As with much research during a global pandemic, there were disruptions to planned work. This means that some of the initial work planned will now form part of future work. Planned work includes testing the technology developed as part of a distributed network of underwater sensor nodes. This will give greater spatial data, which could offer the ability to not only detect vessels, but track them through the network. In addition, further testing of a duty cycled fully digital approach at sea may increase the detection sensitivity for the same energy budget as a continuous analogue/digital approach.

During field trials in the North Sea, there were many cetacean encounters recorded by our gateway buoy. These encounters have been verified by a sister project within the SEALab, which attempts to detect cetacean activity based on high-frequency click trains [35]. An interesting outcome of this data verification is that on occasion, there is a possibility that the vessel detector may have been fooled by slow cetacean click trains.
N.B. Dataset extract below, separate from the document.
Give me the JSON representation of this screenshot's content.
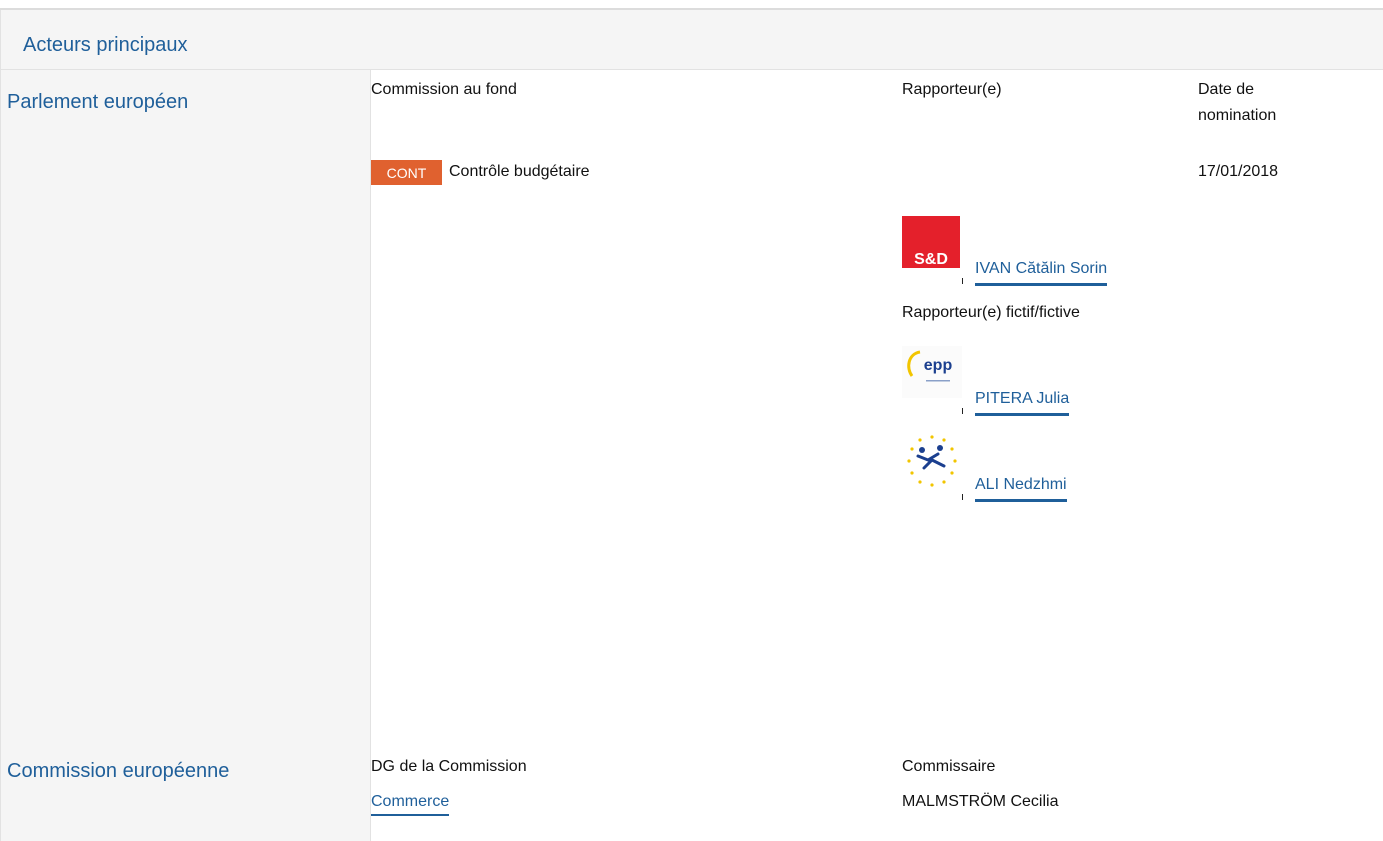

High-energy short-duration clicks can produce an amplitude modulation on the analogue envelope detector output, which in turn appears on the DEMON spectrum. It is difficult to say for certain that these slow click trains are producing false positive results, as audio recordings were taken 1 km from the vessel detector’s location. Vessels were in the area during the encounter, but they were around 13 km south of the vessel detector.

One method of rejecting these potential false alarm sources would to examine the detected DEMON peak frequency over time. If the detection was a vessel, each of the detected peak frequencies would tend to show a consistent trend over time. This frequency trend can be extrapolated over a longer time duration for a vessel, as they tend to be continuously acoustically active for much longer than a cetacean. Dolphins and porpoises rapidly and erratically vary their inter-click interval (ICI) in response to their environment or the prey they are tracking, and this would appear on the DEMON spectrum. Such behaviour would be unusual for a vessel propeller (rapid/erratic throttle variations). A fully digital detector could also help to discriminate short clicks from envelope modulated broadband noise, as clicks demonstrate a high peak-to-average-power ratio.